Singapore, HK and China are hot for fintech and blockchain

Singapore wants to bolster its status as a wealth management and foreign-exchange center as part of plans to create more financial-sector jobs and mitigate the effect of rapid changes in technology.

Singapore adding financial jobs when globally 30% of banking jobs are being automated by 2023

In a plan unveiled Monday, the Monetary Authority of Singapore said it aims to create 4,000 net new jobs in financial services and financial technology, and achieve real growth in the sector of 4.3 percent annually, faster than the overall economy.

Banks around the world are cutting jobs as the industry is transformed by digital technology, and the application of artificial intelligence and robotics. Vikram Pandit, who ran Citigroup Inc., has predicted some 30 percent of banking jobs will disappear over the next five years.

The financial sector accounts for about 13 percent of Singapore’s gross domestic product and employs around 200,000 people.

Singapore, Hong Kong Fintech

The Monetary Authority of Singapore (MAS) has published an Industry Transformation Map (ITM) to be a stronger financial center.

Singapore wants to grow its financial sector by creating 3,000 financial services jobs and 1,000 fintech jobs.

Singapore had 73 venture backed fintech deals from 2013-2016.

Hong Kong and Singapore have signed an agreement to cooperate on fintech including a project using blockchain for trade finance.

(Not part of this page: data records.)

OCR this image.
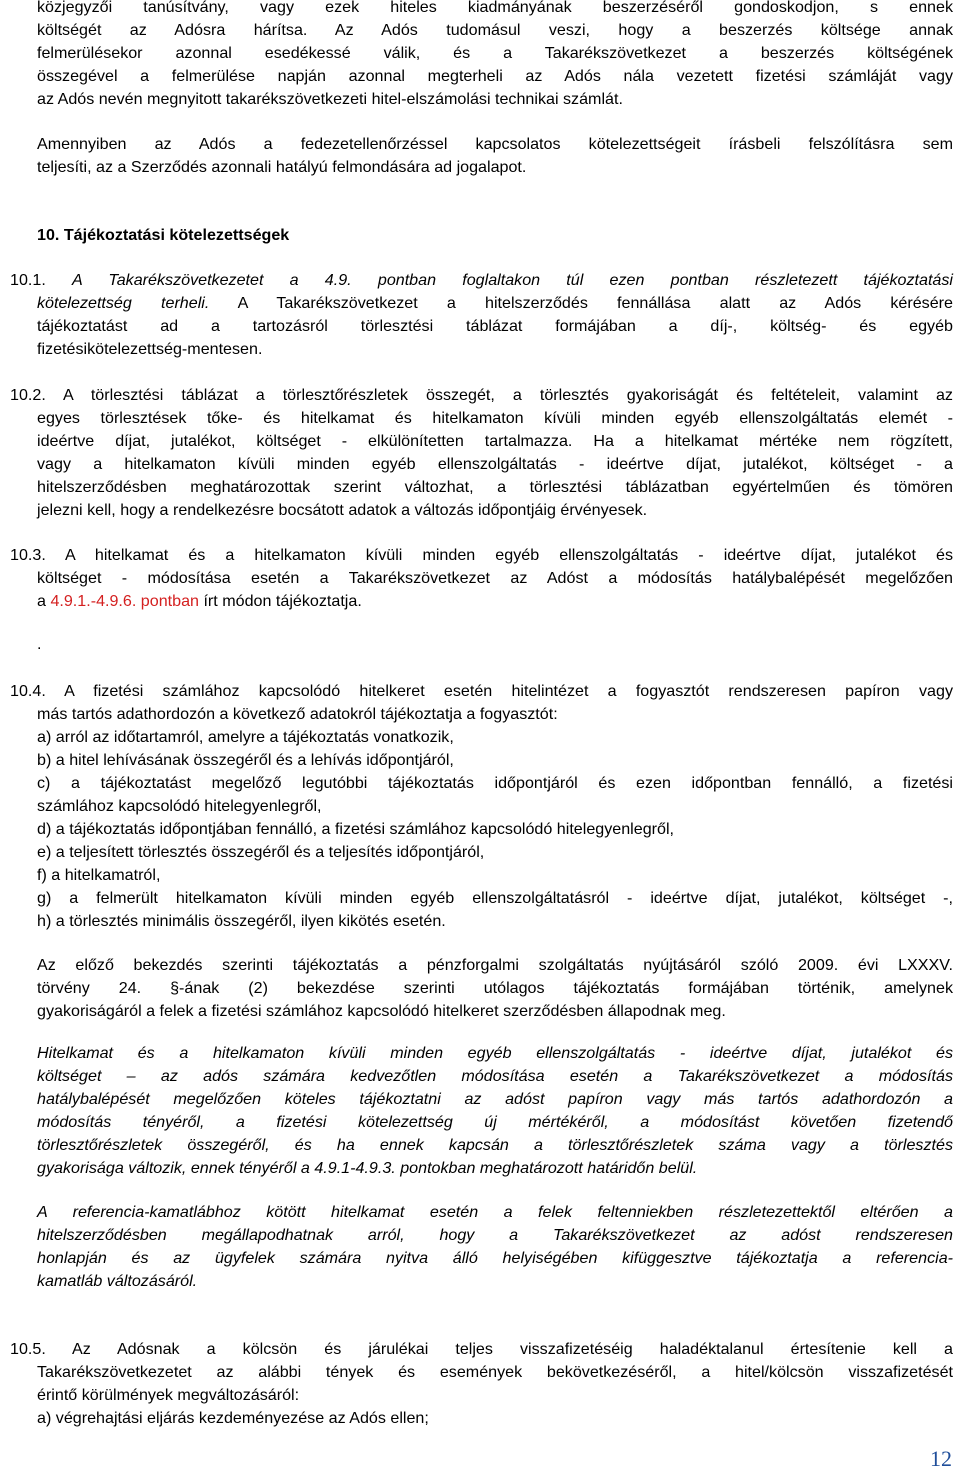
közjegyzői tanúsítvány, vagy ezek hiteles kiadmányának beszerzéséről gondoskodjon, s ennek
költségét az Adósra hárítsa. Az Adós tudomásul veszi, hogy a beszerzés költsége annak
felmerülésekor azonnal esedékessé válik, és a Takarékszövetkezet a beszerzés költségének
összegével a felmerülése napján azonnal megterheli az Adós nála vezetett fizetési számláját vagy
az Adós nevén megnyitott takarékszövetkezeti hitel-elszámolási technikai számlát.
Amennyiben az Adós a fedezetellenőrzéssel kapcsolatos kötelezettségeit írásbeli felszólításra sem
teljesíti, az a Szerződés azonnali hatályú felmondására ad jogalapot.
10. Tájékoztatási kötelezettségek
10.1. A Takarékszövetkezetet a 4.9. pontban foglaltakon túl ezen pontban részletezett tájékoztatási
kötelezettség terheli. A Takarékszövetkezet a hitelszerződés fennállása alatt az Adós kérésére
tájékoztatást ad a tartozásról törlesztési táblázat formájában a díj-, költség- és egyéb
fizetésikötelezettség-mentesen.
10.2. A törlesztési táblázat a törlesztőrészletek összegét, a törlesztés gyakoriságát és feltételeit, valamint az
egyes törlesztések tőke- és hitelkamat és hitelkamaton kívüli minden egyéb ellenszolgáltatás elemét -
ideértve díjat, jutalékot, költséget - elkülönítetten tartalmazza. Ha a hitelkamat mértéke nem rögzített,
vagy a hitelkamaton kívüli minden egyéb ellenszolgáltatás - ideértve díjat, jutalékot, költséget - a
hitelszerződésben meghatározottak szerint változhat, a törlesztési táblázatban egyértelműen és tömören
jelezni kell, hogy a rendelkezésre bocsátott adatok a változás időpontjáig érvényesek.
10.3. A hitelkamat és a hitelkamaton kívüli minden egyéb ellenszolgáltatás - ideértve díjat, jutalékot és
költséget - módosítása esetén a Takarékszövetkezet az Adóst a módosítás hatálybalépését megelőzően
a 4.9.1.-4.9.6. pontban írt módon tájékoztatja.
.
10.4. A fizetési számlához kapcsolódó hitelkeret esetén hitelintézet a fogyasztót rendszeresen papíron vagy
más tartós adathordozón a következő adatokról tájékoztatja a fogyasztót:
a) arról az időtartamról, amelyre a tájékoztatás vonatkozik,
b) a hitel lehívásának összegéről és a lehívás időpontjáról,
c) a tájékoztatást megelőző legutóbbi tájékoztatás időpontjáról és ezen időpontban fennálló, a fizetési
számlához kapcsolódó hitelegyenlegről,
d) a tájékoztatás időpontjában fennálló, a fizetési számlához kapcsolódó hitelegyenlegről,
e) a teljesített törlesztés összegéről és a teljesítés időpontjáról,
f) a hitelkamatról,
g) a felmerült hitelkamaton kívüli minden egyéb ellenszolgáltatásról - ideértve díjat, jutalékot, költséget -,
h) a törlesztés minimális összegéről, ilyen kikötés esetén.
Az előző bekezdés szerinti tájékoztatás a pénzforgalmi szolgáltatás nyújtásáról szóló 2009. évi LXXXV.
törvény 24. §-ának (2) bekezdése szerinti utólagos tájékoztatás formájában történik, amelynek
gyakoriságáról a felek a fizetési számlához kapcsolódó hitelkeret szerződésben állapodnak meg.
Hitelkamat és a hitelkamaton kívüli minden egyéb ellenszolgáltatás - ideértve díjat, jutalékot és
költséget – az adós számára kedvezőtlen módosítása esetén a Takarékszövetkezet a módosítás
hatálybalépését megelőzően köteles tájékoztatni az adóst papíron vagy más tartós adathordozón a
módosítás tényéről, a fizetési kötelezettség új mértékéről, a módosítást követően fizetendő
törlesztőrészletek összegéről, és ha ennek kapcsán a törlesztőrészletek száma vagy a törlesztés
gyakorisága változik, ennek tényéről a 4.9.1-4.9.3. pontokban meghatározott határidőn belül.
A referencia-kamatlábhoz kötött hitelkamat esetén a felek feltenniekben részletezettektől eltérően a
hitelszerződésben megállapodhatnak arról, hogy a Takarékszövetkezet az adóst rendszeresen
honlapján és az ügyfelek számára nyitva álló helyiségében kifüggesztve tájékoztatja a referencia-
kamatláb változásáról.
10.5. Az Adósnak a kölcsön és járulékai teljes visszafizetéséig haladéktalanul értesítenie kell a
Takarékszövetkezetet az alábbi tények és események bekövetkezéséről, a hitel/kölcsön visszafizetését
érintő körülmények megváltozásáról:
a) végrehajtási eljárás kezdeményezése az Adós ellen;
12
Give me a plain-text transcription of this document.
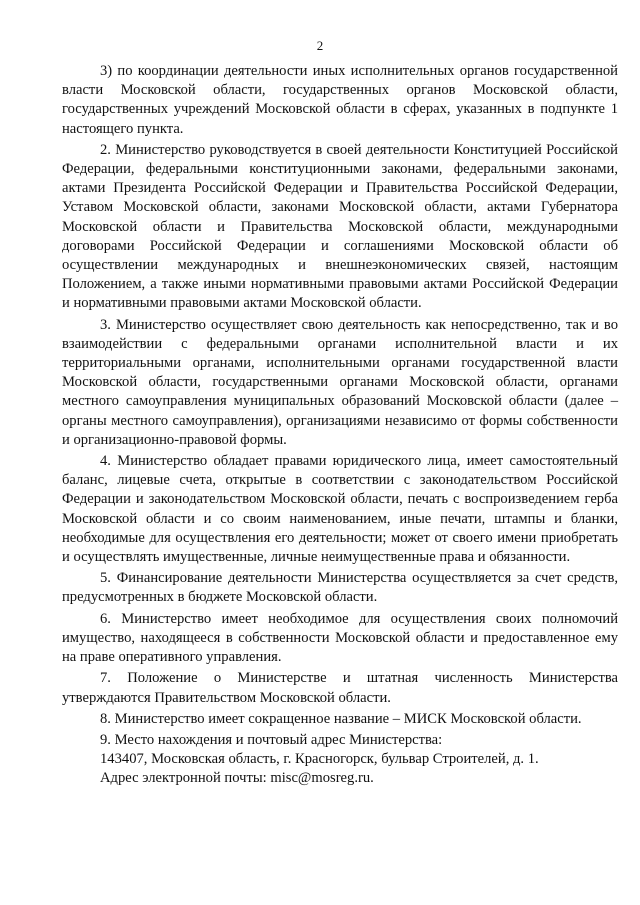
2

3) по координации деятельности иных исполнительных органов государственной власти Московской области, государственных органов Московской области, государственных учреждений Московской области в сферах, указанных в подпункте 1 настоящего пункта.

2. Министерство руководствуется в своей деятельности Конституцией Российской Федерации, федеральными конституционными законами, федеральными законами, актами Президента Российской Федерации и Правительства Российской Федерации, Уставом Московской области, законами Московской области, актами Губернатора Московской области и Правительства Московской области, международными договорами Российской Федерации и соглашениями Московской области об осуществлении международных и внешнеэкономических связей, настоящим Положением, а также иными нормативными правовыми актами Российской Федерации и нормативными правовыми актами Московской области.

3. Министерство осуществляет свою деятельность как непосредственно, так и во взаимодействии с федеральными органами исполнительной власти и их территориальными органами, исполнительными органами государственной власти Московской области, государственными органами Московской области, органами местного самоуправления муниципальных образований Московской области (далее – органы местного самоуправления), организациями независимо от формы собственности и организационно-правовой формы.

4. Министерство обладает правами юридического лица, имеет самостоятельный баланс, лицевые счета, открытые в соответствии с законодательством Российской Федерации и законодательством Московской области, печать с воспроизведением герба Московской области и со своим наименованием, иные печати, штампы и бланки, необходимые для осуществления его деятельности; может от своего имени приобретать и осуществлять имущественные, личные неимущественные права и обязанности.

5. Финансирование деятельности Министерства осуществляется за счет средств, предусмотренных в бюджете Московской области.

6. Министерство имеет необходимое для осуществления своих полномочий имущество, находящееся в собственности Московской области и предоставленное ему на праве оперативного управления.

7. Положение о Министерстве и штатная численность Министерства утверждаются Правительством Московской области.

8. Министерство имеет сокращенное название – МИСК Московской области.

9. Место нахождения и почтовый адрес Министерства:

143407, Московская область, г. Красногорск, бульвар Строителей, д. 1.

Адрес электронной почты: misc@mosreg.ru.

The Hong Kong Monetary Authority (HKMA) together with banks including HSBC Holdings PLC and Standard Chartered PLC tested late in 2016 the use of distributed ledger technology (DLT), also known as blockchain, to build a trade finance platform. Singapore is also developing a platform.

Linking the two is part of a broader plan between HKMA and the Monetary Authority of Singapore (MAS) to collaborate in blockchain and other financial technology (fintech) projects, the pair said in a joint statement.

They plan to use blockchain technology to make trade finance more efficient and reduce the risk of fraud in letters of credit (LOC) and other transactions.

ong Kong’s project can digitize trade documents, automate processes, allow sharing of required documentation among authorized participants, and reduce human errors and the risk of fraud.

China is looking at many large scale blockchain applications

Here is a sample of seven blockchain applications in China.

* A 400 million yuan ($60.4 million) asset-backed security(ABS), which was backed by Baidu’s blockchain technology, was issued on the Shanghai Securities Exchange on Sept 19

* Qschou.com, a crowdfunding site serving critically ill patients, is using blockchain technology for donors to track their charity donations

* Alihealth, the medical arm of Alibaba, and the government of Changzhou city in East China’s Jiangsu province, have rolled out a pilot program to integrate medical data sparsely located in different hospitals, with the help of blockchain technology,

* a shared ledger of a blockchain Tencent has built, anxious parents only need to register information on their missing child once and the information will be shared instantly via different child-finding platforms that are connected by this blockchain,

* Tencent has launched a blockchain solution product called TrustSQL, which the tech giant hopes will improve efficiency and reduce risks in various sectors, including the finance and sharing economy.

* China Merchants Bank announced that it had successfully incorporated blockchain technology into its business regarding global cash management, cross-border direct settlement and unified account management

* A copyright trade and protection portal using blockchain technology went online in Shanghai, the first of its kind in China. This is by a local IT startup company called Yuanben.

China Fintech IPOs

Several fintech companies in China are indeed preparing for IPO in the US or HK

* Jianpu Technology Inc, a wholly-owned subsidiary of Chinese fintech firm Rong360, has filed for a $200 million IPO in the US. Goldman Sachs, Morgan Stanley and JP Morgan are bookrunners for the deal, according to a stock exchange filing.

Jianpu has reached more than 56 million registered users and in the first half of 2017, over 2,000 financial service providers nationwide offered more than 100,000 financial products on the platform, including consumer and other loans, credit cards and wealth management products.

The platform enable users to obtain personalized search results and recommendations that are tailored to their particular financial needs and credit profile. It also provides financial service companies with tailored data, risk management and end-to-end solutions.

* Chinese micro lender Qudian, which raised $900 million through its IPO on NYSE, exceeding the $750 million target.